The fix: hand-render. It’s shorter than the dependency’s docs.

app.get('/rss.xml', (_req, res) => {
const posts = loadPosts().slice(0, 50);
const items = posts.map(p => `
<item>
<title>${esc(p.title)}</title>
<link>https://r-that.com/blog/${esc(p.slug)}</link>
<guid isPermaLink="true">https://r-that.com/blog/${esc(p.slug)}</guid>
<pubDate>${new Date(p.date).toUTCString()}</pubDate>
<description>${esc(p.description)}</description>
</item>`).join('');
res.type('application/rss+xml').send(`<?xml version="1.0" encoding="UTF-8"?>
<rss version="2.0">
<channel>
<title>Roger Ochoa — blog</title>
<link>https://r-that.com/blog</link>
<description>Deep-dives on software, terminal UIs, and self-hosted infra.</description>
<language>en-us</language>
${items}
</channel>
</rss>`);
});
const STATIC_PAGES = ['/', '/about', '/projects', '/experience', '/blog', '/contact'];
app.get('/sitemap.xml', (_req, res) => {
const posts = loadPosts();
const urls = [
...STATIC_PAGES.map(p => `<url><loc>https://r-that.com${p}</loc></url>`),
...posts.map(p =>
`<url><loc>https://r-that.com/blog/${esc(p.slug)}</loc>${p.date ? `<lastmod>${p.date}</lastmod>` : ''}</url>`
),
];
res.type('application/xml').send(`<?xml version="1.0" encoding="UTF-8"?>
<urlset xmlns="http://www.sitemaps.org/schemas/sitemap/0.9">
${urls.join('\n')}
</urlset>`);
});
// robots.txt
app.get('/robots.txt', (_req, res) => {
res.type('text/plain').send(
`User-agent: *\nAllow: /\nDisallow: /admin\nSitemap: https://r-that.com/sitemap.xml\n`
);
});
  • Cairn — all four routes on r-that.com
  • Pattern generalizes to any content-driven site where a CMS isn’t in the picture
  • Escape is non-negotiable. &, <, >, ', " in titles or descriptions break XML. Run every interpolated string through an esc() that handles all five. Bonus: avoid CDATA — it’s more code than it’s worth for plain text.
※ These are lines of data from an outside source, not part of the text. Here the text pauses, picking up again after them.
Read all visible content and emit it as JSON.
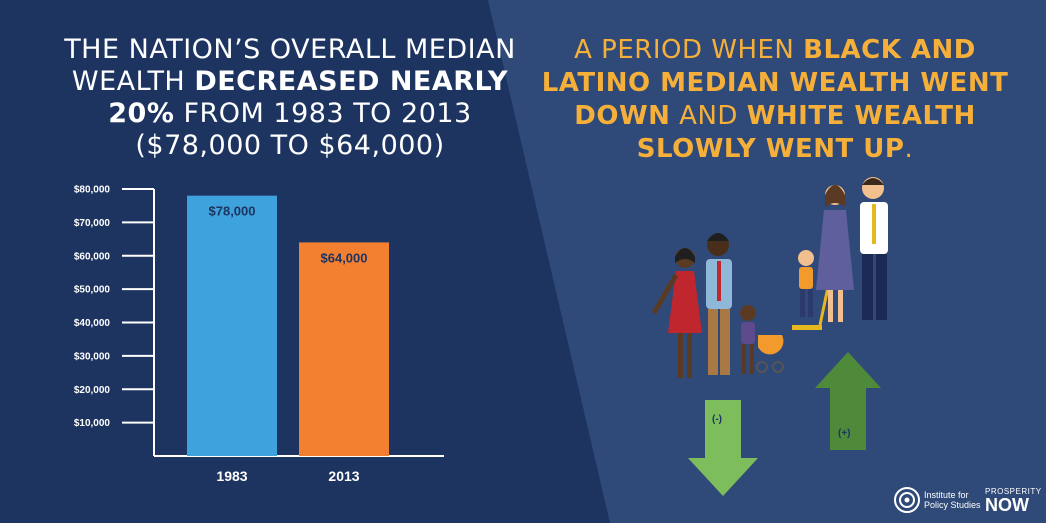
{
  "headline_left": {
    "part1": "THE NATION’S OVERALL MEDIAN WEALTH ",
    "bold1": "DECREASED NEARLY 20%",
    "part2": " FROM 1983 TO 2013 ($78,000 TO $64,000)"
  },
  "headline_right": {
    "part1": "A PERIOD WHEN ",
    "bold1": "BLACK AND LATINO MEDIAN WEALTH WENT DOWN",
    "part2": " AND ",
    "bold2": "WHITE WEALTH SLOWLY WENT UP",
    "part3": "."
  },
  "chart_data": {
    "type": "bar",
    "categories": [
      "1983",
      "2013"
    ],
    "values": [
      78000,
      64000
    ],
    "data_labels": [
      "$78,000",
      "$64,000"
    ],
    "colors": [
      "#3ea3dc",
      "#f37f30"
    ],
    "y_ticks": [
      10000,
      20000,
      30000,
      40000,
      50000,
      60000,
      70000,
      80000
    ],
    "y_tick_labels": [
      "$10,000",
      "$20,000",
      "$30,000",
      "$40,000",
      "$50,000",
      "$60,000",
      "$70,000",
      "$80,000"
    ],
    "ylim": [
      0,
      80000
    ],
    "title": "",
    "xlabel": "",
    "ylabel": "",
    "grid": false
  },
  "arrows": {
    "down_label": "(-)",
    "up_label": "(+)",
    "color": "#7dbd5b",
    "color_up": "#4e8a3a"
  },
  "logos": {
    "ips_line1": "Institute for",
    "ips_line2": "Policy Studies",
    "pn_top": "PROSPERITY",
    "pn_bottom": "NOW"
  },
  "colors": {
    "bg_left": "#1d3461",
    "bg_right": "#2f4a78",
    "accent": "#f6b03a"
  }
}
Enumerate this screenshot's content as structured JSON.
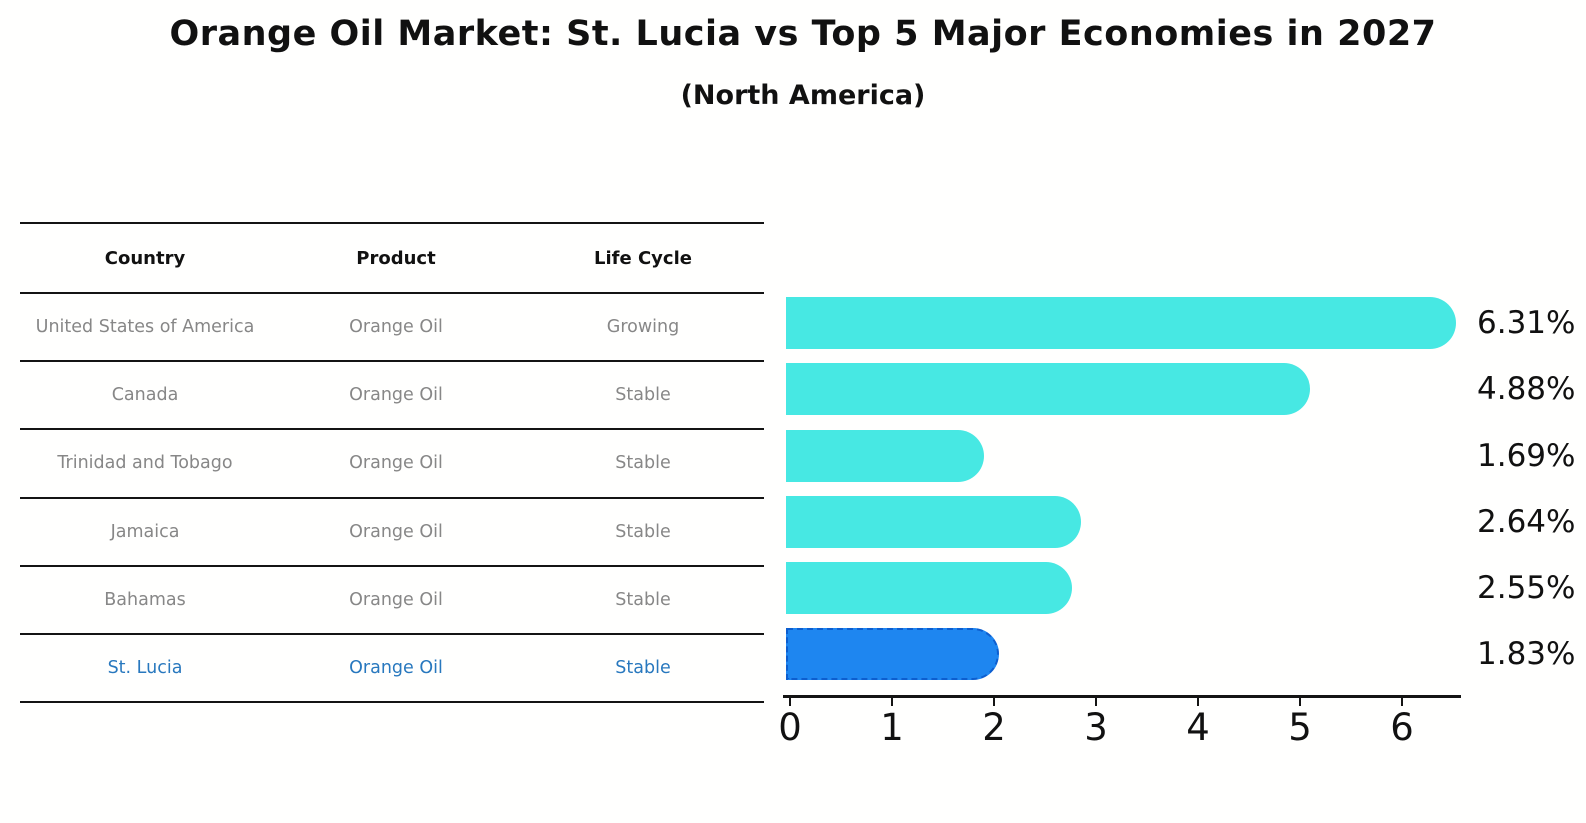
{
  "title": "Orange Oil Market: St. Lucia vs Top 5 Major Economies in 2027",
  "subtitle": "(North America)",
  "table": {
    "headers": [
      "Country",
      "Product",
      "Life Cycle"
    ],
    "rows": [
      {
        "country": "United States of America",
        "product": "Orange Oil",
        "life_cycle": "Growing",
        "highlight": false
      },
      {
        "country": "Canada",
        "product": "Orange Oil",
        "life_cycle": "Stable",
        "highlight": false
      },
      {
        "country": "Trinidad and Tobago",
        "product": "Orange Oil",
        "life_cycle": "Stable",
        "highlight": false
      },
      {
        "country": "Jamaica",
        "product": "Orange Oil",
        "life_cycle": "Stable",
        "highlight": false
      },
      {
        "country": "Bahamas",
        "product": "Orange Oil",
        "life_cycle": "Stable",
        "highlight": false
      },
      {
        "country": "St. Lucia",
        "product": "Orange Oil",
        "life_cycle": "Stable",
        "highlight": true
      }
    ]
  },
  "chart_data": {
    "type": "bar",
    "orientation": "horizontal",
    "title": "Orange Oil Market: St. Lucia vs Top 5 Major Economies in 2027",
    "subtitle": "(North America)",
    "categories": [
      "United States of America",
      "Canada",
      "Trinidad and Tobago",
      "Jamaica",
      "Bahamas",
      "St. Lucia"
    ],
    "values": [
      6.31,
      4.88,
      1.69,
      2.64,
      2.55,
      1.83
    ],
    "value_labels": [
      "6.31%",
      "4.88%",
      "1.69%",
      "2.64%",
      "2.55%",
      "1.83%"
    ],
    "x_ticks": [
      "0",
      "1",
      "2",
      "3",
      "4",
      "5",
      "6"
    ],
    "xlim": [
      0,
      6.6
    ],
    "grid": false,
    "legend": "none",
    "highlight_index": 5,
    "bar_color": "#47e8e3",
    "highlight_bar_color": "#1e86f0",
    "highlight_border_color": "#0d5ecf",
    "highlight_text_color": "#2878be",
    "row_text_color": "#878787",
    "axis_color": "#141414"
  }
}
  • pubDate format is picky. RSS readers expect RFC 822 / 1123. new Date(p.date).toUTCString() produces that. Don’t hand-format.
  • lastmod in sitemap is ISO 8601. Different format than RSS; make sure you’re not using the RSS formatter for the sitemap.
  • Truncate description in RSS. Some readers truncate for you, some don’t. Keep descriptions under ~300 characters or include a <content:encoded> with the full HTML.
  • GUID stability. GUIDs must be unique and stable. Using the canonical URL is fine as long as you never change URLs. Renaming a slug breaks the GUID → the post reappears as new in every RSS reader.
  • application/rss+xml is the right content type. application/xml works but some readers sniff content; be explicit.
  • Cache control. RSS is frequently polled. Set a Cache-Control: max-age=300 or similar to save cycles — readers will revalidate if you return 304 or set an ETag.
  • Submit the sitemap. Google Search Console doesn’t discover /sitemap.xml reliably unless you submit or reference it in robots.txt. The Sitemap: line in robots.txt above is the recommended surface.
  • Disallow admin paths. Disallow: /admin in robots.txt keeps legit crawlers from indexing your admin UI. Not a security measure (attackers ignore robots.txt) but good hygiene.